The rows of the original vineyard were planted very far apart to allow the use of standard rather than specialised agricultural equipment; they are far wider than would be expected in a UK vineyard now and massively so compared to the density of planting in France and elsewhere. The rows all run east-west across the gently sloping vineyard, rather than north-south, down the slope, as they would be planted now in order to provide better sun exposure and air circulation.
In the vineyard Ged took the group through the year’s tasks, helpfully breaking it down into just six visits to the vines, for pruning, tying down, shoot thinning, tucking in, canopy management and harvest. This approach underplays the challenges of producing healthy, ripe fruit (“a good crop of juice”) but is very effective in simplifying and communicating 12 months of hard work.

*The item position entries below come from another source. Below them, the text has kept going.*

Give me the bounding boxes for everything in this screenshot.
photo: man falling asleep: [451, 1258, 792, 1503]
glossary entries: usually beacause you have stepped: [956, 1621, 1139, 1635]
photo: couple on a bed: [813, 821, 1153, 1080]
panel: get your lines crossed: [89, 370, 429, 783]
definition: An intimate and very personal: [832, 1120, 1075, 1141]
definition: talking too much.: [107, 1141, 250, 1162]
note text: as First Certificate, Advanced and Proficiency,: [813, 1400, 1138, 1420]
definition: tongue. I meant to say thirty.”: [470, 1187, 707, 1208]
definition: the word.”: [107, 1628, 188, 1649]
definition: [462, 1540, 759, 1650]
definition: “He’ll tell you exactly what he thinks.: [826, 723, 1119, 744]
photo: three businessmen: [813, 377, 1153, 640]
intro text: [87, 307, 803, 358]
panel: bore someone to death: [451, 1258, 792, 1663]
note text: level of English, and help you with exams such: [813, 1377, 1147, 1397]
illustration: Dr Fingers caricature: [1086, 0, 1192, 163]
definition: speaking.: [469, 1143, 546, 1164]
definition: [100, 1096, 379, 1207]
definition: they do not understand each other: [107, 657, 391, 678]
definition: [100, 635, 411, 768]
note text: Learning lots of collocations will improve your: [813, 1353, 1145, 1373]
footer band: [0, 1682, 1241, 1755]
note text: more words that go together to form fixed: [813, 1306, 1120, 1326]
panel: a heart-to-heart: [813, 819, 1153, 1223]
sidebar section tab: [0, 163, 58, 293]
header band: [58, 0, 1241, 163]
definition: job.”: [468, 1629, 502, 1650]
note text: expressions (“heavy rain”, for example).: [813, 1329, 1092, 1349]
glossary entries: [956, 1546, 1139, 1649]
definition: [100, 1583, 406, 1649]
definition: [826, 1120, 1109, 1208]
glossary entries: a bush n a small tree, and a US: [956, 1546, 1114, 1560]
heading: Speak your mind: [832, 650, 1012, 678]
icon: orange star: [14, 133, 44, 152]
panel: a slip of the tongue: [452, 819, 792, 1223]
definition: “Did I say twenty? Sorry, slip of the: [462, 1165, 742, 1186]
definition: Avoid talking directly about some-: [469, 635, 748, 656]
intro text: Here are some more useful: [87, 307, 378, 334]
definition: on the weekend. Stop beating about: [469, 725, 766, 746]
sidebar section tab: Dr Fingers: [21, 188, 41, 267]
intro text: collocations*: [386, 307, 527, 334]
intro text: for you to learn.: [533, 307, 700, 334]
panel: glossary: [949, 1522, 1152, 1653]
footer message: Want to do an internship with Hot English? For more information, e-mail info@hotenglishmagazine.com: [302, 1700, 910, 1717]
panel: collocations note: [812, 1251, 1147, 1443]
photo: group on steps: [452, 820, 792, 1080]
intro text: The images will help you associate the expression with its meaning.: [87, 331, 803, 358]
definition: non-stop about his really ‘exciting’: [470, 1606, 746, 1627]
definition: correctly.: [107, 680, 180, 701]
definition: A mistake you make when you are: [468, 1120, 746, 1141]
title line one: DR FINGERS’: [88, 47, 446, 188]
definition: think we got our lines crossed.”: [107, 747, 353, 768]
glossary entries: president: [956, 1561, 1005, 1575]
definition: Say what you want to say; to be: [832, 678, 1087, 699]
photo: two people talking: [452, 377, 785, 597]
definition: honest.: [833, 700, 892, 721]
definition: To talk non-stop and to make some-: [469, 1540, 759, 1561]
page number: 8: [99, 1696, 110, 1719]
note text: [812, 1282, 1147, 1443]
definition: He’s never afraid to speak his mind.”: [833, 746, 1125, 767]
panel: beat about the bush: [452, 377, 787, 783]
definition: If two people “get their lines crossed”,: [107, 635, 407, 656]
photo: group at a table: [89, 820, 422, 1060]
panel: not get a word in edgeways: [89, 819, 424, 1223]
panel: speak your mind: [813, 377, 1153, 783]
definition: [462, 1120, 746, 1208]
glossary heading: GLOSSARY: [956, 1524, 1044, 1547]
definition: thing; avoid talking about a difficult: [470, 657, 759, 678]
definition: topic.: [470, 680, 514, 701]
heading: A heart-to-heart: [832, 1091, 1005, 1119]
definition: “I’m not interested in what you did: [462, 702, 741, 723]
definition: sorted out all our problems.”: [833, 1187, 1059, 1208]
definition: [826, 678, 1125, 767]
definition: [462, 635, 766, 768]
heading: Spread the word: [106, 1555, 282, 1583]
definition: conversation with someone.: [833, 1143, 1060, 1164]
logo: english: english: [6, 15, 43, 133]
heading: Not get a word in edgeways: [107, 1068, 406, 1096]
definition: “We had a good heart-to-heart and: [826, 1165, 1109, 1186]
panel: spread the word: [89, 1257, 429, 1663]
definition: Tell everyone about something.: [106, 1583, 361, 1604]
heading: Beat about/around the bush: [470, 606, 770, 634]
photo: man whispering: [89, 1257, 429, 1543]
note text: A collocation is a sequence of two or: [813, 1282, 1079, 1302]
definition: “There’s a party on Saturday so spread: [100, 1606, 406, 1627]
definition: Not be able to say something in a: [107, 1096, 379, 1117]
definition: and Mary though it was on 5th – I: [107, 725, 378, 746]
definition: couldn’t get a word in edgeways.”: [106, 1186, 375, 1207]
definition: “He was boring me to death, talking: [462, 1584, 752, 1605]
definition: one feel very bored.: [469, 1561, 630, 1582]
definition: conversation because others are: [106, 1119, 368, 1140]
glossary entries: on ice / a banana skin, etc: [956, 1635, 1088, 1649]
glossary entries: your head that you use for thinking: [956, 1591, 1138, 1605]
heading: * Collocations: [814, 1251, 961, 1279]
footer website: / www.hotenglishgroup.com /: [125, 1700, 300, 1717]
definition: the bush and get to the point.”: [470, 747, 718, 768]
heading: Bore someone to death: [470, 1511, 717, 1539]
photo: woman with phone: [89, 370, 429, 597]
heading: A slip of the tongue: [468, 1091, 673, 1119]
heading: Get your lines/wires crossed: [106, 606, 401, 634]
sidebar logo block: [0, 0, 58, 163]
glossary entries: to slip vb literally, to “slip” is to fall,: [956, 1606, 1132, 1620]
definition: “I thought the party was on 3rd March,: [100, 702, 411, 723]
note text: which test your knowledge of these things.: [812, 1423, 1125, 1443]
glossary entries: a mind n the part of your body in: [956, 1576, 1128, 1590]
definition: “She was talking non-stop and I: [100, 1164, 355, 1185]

After walking on to the next vineyard, where more ornamental columns stand next to the vines, we returned to the winery to learn about converting the grapes into the white, red, rosé and sparkling wines produced at Chilford Hall. All of the wines are made on site by winemaker Mark Barnes, although riddling and disgorging the sparkling wines is entrusted to Emma Rice (the UK Vineyards Association’s Winemaker of the Year 2014) at Hattingley Valley in Hampshire, with whom Mark attended Plumpton College.
The winery is a hodgepodge of architectural salvage. The beams of the timber-framed barn came from the nearby village of Hildersham and the marble floor was snapped up from the London Stock Exchange. Above the door to the adjacent building a stone lintel dated 1903 comes from Waterloo station. The overall effect is sort of Alsatian-monastic style. Inside, space had been cleared for 10,000 litres worth of new stainless steel tanks which were about to arrive. The ideal spot for them was where the ancient bottling line (secondhand in 1972!) sits heavily but no one dare move it lest it finally give up the ghost. A new £80,000 bottling line is on its way which will see Chilford’s wines bottled under screwcap in future.
The tour then proceeded to the bistro for a tasting, where tables were laid out with glasses, tasting notes, water, crackers and spittoons for those who were driving, but with a group of 20 the room was a little cramped; it would also have been good to have more space for extra glasses to better compare the wines.
Five wines were tasted. A Müller Thurgau / Schönburger 2013 and Müller Thurgau / Reichensteiner 2013 were both very similar – light, crisp and faintly floral, typically English in style and well suited for a hot summer day. The third wine, an Ortega / Reichensteiner 2013, had more depth of flavour with a slight spicy lift and good length. It was followed by the rosé Blush 2014, the same Müller Thurgau / Schönburger blend as the first wine but with the addition of some Dornfelder to bring colour and a hint of strawberries to the blend. This wine won Silver at the UK Vineyards Association Awards in 2015.
The tasting finished with Chilford Hundred Sparkling Pinot Noir 2013. Still a young wine, it is unusual (for an English wine at least) in being bottled with zero dosage, i.e. with no additional sugar added after the wine is disgorged, before being bottled and prepared for sale.
A tour at Chilford Hall gives a thorough overview of wine making in England. With vineyard, winery and tutored tasting, visitors learn everything there is to know about what goes into producing – and enjoying – English wine. There is of course also the option to carry on learning by taking a few bottles home from the shop, where some on display date back to 1974. After the tasting I picked up some Ortega/Reichensteiner and a bottle of Blush for my dad and we hit the road.